Dans ce même chapitre, l’auteur s’expose à d’évidentes objections avec des propos peu étayés : « J’aurais tendance à dire que l’autorité masculine est socialement construite et l’autorité des femmes naturelle ». Certes, il ajoute : « J’éprouve quelque gêne à ce stade parce que nous vivons dans un monde saturé d’idéologie où les axiomes les plus évidents et raisonnables de la pensée ne sont plus admis, alors même que les postulats les plus délirants n’ont plus à être justifiés ». Puis, plus loin : « C’est ainsi que j’ai dû rappeler dès l’introduction, tremblant de ma propre audace, que ce qui différenciait une femme d’un homme était que celle-ci pouvait porter un enfant. Je dois ici, terrorisé, procéder à une seconde affirmation, à peine moins banale : ayant fabriqué l’enfant dans leur propre corps, les mères ont, vis-à-vis de lui, une capacité d’expression « naturelle » de l’autorité que les pères n’ont pas. » On peut douter de la valeur scientifique de ces vaticinations. Autre exemple : la « contribution originale à la science » de l’économiste John Maynard Keynes, que Todd juge conventionnel lorsqu’il était homosexuel, est censée avoir « suivi sa conversion à l’hétérosexualité ». Curieux théorème.

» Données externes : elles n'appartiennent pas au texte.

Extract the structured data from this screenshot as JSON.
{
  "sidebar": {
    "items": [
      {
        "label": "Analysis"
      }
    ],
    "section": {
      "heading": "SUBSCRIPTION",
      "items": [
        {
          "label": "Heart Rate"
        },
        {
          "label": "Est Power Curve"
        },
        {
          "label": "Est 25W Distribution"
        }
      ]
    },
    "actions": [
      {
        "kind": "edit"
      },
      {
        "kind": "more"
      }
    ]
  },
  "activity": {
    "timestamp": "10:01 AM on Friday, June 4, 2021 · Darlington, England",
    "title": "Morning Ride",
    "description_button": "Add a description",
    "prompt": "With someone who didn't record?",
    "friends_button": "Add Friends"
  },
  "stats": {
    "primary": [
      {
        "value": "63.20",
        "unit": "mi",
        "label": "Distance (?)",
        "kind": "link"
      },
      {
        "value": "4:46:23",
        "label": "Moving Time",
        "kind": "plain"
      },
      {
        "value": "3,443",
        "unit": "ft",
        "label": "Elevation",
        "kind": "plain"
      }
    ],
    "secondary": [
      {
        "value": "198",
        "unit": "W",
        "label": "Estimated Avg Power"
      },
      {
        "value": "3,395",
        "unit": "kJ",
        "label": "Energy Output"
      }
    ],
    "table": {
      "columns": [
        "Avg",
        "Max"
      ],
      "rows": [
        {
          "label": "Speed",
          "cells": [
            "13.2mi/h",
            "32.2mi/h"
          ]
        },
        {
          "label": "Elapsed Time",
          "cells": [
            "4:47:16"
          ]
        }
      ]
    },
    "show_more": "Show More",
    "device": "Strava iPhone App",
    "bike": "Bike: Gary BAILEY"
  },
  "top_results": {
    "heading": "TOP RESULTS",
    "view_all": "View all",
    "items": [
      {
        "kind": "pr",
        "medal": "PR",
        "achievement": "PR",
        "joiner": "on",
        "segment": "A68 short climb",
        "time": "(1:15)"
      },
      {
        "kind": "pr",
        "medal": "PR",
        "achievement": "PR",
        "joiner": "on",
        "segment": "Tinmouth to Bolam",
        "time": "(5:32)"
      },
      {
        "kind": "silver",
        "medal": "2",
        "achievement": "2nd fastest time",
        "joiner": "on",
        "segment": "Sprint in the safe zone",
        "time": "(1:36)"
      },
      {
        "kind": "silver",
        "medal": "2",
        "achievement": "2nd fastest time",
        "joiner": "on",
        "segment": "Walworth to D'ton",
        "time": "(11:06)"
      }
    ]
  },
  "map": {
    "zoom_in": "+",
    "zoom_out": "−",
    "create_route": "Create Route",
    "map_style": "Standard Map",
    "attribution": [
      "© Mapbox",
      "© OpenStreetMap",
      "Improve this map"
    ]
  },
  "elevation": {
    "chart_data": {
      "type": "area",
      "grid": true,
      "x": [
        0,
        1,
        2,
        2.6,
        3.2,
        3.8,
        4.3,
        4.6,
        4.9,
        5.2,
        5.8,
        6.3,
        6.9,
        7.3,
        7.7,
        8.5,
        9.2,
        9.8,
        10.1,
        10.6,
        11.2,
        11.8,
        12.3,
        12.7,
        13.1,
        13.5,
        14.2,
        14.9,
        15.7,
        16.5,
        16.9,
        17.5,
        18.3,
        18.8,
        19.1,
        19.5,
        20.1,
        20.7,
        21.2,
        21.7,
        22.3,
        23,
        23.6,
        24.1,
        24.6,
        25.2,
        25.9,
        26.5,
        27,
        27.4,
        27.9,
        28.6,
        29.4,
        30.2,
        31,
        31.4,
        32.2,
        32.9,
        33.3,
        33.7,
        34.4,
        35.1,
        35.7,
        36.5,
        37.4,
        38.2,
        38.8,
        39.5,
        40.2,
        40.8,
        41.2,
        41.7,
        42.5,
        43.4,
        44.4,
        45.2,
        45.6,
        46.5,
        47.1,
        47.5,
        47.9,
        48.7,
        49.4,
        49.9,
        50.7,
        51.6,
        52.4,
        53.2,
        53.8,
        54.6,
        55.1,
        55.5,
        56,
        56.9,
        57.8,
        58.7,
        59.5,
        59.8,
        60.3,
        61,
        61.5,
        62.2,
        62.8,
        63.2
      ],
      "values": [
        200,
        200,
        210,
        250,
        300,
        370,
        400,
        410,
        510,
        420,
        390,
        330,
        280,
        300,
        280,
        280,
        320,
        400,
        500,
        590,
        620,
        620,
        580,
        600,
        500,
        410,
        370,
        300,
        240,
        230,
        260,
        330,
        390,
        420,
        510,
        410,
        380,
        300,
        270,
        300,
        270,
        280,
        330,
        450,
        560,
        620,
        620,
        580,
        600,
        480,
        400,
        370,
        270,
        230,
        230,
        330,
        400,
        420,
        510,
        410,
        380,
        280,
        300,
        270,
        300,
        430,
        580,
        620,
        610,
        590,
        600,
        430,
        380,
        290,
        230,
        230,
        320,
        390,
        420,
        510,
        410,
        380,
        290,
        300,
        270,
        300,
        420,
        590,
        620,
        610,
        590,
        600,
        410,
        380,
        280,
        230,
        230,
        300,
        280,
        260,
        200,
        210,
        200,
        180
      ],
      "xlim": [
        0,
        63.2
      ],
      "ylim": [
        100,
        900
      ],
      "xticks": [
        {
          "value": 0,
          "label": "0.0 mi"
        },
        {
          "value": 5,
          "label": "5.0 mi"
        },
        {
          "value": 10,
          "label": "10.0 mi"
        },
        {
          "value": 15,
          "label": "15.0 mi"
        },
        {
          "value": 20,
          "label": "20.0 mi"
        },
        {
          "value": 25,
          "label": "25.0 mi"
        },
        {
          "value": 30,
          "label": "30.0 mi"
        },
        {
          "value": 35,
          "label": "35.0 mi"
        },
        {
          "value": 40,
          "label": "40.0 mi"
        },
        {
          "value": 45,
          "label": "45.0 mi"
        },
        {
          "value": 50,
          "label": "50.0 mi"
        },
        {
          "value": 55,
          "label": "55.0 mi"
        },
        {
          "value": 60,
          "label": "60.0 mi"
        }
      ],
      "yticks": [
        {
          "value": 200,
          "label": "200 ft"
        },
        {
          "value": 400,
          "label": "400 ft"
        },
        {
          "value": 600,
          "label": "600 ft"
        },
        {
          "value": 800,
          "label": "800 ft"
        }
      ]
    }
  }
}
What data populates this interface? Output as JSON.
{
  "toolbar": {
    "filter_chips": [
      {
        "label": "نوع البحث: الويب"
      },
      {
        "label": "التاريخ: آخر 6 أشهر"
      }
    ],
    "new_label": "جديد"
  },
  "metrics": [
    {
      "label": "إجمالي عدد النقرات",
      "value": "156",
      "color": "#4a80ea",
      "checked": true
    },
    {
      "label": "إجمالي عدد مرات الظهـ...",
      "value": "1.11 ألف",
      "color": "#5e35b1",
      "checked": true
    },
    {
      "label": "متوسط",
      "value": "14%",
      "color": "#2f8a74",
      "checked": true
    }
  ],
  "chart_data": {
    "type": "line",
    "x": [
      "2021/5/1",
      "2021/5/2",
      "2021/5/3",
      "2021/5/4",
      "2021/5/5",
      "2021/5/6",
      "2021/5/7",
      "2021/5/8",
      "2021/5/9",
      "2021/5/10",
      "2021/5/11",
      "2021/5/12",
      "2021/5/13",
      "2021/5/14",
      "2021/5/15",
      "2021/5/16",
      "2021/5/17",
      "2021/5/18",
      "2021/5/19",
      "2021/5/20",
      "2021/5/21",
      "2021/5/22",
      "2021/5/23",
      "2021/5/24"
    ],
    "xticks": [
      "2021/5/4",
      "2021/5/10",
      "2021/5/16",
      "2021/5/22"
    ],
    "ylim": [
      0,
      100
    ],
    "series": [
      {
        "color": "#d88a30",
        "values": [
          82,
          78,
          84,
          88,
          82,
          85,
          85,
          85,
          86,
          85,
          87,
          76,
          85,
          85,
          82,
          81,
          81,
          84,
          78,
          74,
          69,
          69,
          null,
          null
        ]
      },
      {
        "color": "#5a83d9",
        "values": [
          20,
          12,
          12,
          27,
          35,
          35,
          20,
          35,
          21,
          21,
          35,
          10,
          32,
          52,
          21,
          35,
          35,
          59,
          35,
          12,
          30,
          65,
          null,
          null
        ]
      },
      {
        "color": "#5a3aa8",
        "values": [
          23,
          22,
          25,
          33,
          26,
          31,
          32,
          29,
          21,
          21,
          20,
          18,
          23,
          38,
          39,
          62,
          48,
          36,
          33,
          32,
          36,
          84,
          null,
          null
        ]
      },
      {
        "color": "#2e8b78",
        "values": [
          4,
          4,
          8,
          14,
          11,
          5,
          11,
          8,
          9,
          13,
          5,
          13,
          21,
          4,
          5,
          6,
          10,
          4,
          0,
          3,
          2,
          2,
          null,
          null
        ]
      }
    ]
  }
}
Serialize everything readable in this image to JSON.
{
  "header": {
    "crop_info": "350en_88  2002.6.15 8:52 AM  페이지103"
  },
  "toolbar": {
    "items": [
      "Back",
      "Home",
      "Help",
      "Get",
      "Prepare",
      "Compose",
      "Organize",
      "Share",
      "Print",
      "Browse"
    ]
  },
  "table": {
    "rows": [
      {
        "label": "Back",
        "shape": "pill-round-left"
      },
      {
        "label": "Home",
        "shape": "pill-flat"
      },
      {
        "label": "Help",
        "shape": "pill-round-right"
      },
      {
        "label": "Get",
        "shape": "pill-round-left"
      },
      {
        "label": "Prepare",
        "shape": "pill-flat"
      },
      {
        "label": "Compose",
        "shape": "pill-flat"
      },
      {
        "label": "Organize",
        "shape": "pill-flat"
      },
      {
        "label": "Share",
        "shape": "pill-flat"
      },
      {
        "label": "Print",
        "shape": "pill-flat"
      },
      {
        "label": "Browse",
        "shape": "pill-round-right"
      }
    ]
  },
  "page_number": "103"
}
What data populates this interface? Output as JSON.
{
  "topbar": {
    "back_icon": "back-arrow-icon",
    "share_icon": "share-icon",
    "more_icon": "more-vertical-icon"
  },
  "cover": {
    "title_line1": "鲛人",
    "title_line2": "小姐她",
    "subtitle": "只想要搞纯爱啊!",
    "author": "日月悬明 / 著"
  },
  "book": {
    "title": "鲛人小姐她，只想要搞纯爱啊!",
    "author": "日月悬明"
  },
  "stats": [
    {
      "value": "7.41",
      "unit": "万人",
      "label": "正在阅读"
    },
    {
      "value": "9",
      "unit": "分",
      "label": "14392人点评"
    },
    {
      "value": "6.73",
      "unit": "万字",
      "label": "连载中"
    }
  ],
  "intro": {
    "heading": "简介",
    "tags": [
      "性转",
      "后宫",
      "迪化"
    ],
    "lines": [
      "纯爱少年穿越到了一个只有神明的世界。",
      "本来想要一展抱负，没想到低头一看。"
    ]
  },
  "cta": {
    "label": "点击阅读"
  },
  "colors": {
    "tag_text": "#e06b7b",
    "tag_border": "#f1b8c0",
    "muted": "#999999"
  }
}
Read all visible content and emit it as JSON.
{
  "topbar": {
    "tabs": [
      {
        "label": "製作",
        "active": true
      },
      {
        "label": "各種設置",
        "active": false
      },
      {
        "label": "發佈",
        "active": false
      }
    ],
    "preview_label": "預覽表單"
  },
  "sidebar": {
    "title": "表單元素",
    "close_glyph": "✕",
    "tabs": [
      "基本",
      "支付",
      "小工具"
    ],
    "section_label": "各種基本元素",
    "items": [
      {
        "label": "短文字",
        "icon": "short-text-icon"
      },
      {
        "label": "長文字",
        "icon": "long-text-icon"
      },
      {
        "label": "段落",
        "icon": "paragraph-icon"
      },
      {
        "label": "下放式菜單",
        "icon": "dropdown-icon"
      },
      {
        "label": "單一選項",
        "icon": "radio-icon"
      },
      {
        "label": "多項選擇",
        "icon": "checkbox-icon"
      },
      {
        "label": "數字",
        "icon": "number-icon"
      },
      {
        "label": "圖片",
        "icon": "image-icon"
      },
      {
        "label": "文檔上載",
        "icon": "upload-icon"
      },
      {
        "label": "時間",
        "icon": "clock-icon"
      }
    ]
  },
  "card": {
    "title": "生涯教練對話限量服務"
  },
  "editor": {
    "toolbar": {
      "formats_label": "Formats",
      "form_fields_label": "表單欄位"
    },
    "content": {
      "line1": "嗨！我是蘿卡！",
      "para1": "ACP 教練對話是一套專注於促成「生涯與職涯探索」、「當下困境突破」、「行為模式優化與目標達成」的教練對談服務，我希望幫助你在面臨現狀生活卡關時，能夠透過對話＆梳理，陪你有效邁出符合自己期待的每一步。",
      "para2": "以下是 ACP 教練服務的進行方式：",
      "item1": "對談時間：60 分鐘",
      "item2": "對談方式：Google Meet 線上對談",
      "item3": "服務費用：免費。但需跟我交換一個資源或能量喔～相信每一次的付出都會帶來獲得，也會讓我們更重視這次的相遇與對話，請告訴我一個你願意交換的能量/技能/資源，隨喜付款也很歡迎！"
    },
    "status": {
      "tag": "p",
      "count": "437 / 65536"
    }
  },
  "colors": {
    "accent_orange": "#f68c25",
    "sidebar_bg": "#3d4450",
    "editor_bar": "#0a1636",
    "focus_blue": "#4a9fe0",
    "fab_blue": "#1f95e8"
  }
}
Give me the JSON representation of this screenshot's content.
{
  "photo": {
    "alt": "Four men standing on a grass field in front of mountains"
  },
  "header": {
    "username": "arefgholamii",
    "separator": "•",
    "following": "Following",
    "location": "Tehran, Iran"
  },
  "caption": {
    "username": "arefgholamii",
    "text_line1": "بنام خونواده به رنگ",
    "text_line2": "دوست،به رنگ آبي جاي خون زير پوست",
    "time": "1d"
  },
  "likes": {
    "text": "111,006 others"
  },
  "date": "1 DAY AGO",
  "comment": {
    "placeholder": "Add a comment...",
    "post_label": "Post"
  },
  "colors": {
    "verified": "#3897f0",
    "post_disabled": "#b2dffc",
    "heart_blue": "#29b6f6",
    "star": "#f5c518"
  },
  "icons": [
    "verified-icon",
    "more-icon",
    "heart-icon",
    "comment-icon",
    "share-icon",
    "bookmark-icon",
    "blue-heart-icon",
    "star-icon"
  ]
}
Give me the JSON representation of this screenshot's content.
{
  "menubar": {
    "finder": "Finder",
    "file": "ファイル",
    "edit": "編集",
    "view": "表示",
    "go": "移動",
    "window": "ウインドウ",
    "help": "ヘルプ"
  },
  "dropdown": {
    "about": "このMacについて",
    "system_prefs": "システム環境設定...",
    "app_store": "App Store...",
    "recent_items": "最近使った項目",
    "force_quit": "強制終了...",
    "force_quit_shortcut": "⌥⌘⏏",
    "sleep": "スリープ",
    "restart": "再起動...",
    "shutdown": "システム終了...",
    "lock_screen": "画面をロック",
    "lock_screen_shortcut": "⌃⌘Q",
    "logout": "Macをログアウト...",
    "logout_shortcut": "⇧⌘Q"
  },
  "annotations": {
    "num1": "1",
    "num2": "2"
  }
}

L’anxiété nouvelle des femmes devrait les mener à une créativité que nous ne pouvons même pas imaginer

Toutefois, le tout dernier paragraphe du livre fait mouche : « Reste l’interrogation ultime sur le futur : l’anxiété nouvelle des femmes qui devrait les mener à une créativité que nous ne pouvons même pas imaginer. Mais concentrons, pour finir, nos préoccupations sur un avenir proche. Nous n’avons pas besoin de petites-bourgeoises qui dénoncent inlassablement, au nom du « genre », l’oppression d’un sexe par l’autre, et diabolisent des hommes qui ont un peu trop travaillé. Ce dont nous avons besoin, dans l’immédiat, c’est de femmes qui prennent leur part des luttes sociales et de l’organisation du collectif. »

Au total, le livre d’Emmanuel Todd a le grand mérite de surprendre et de provoquer. S’il est rigoureusement impossible de s’accorder aux multiples thèses et micro-thèses qui jalonnent ces pages tant certaines sont faibles, d’autres convainquent et ne méritent certainement pas les cris d’orfraie qui ont jailli. Une lecture suivie permet d’apprécier dans ce Où en sont-elles ? une pensée originale, l’usage rigoureux de l’outil statistique et la critique informée d’idéologies aujourd’hui médiatiquement dominantes à gauche.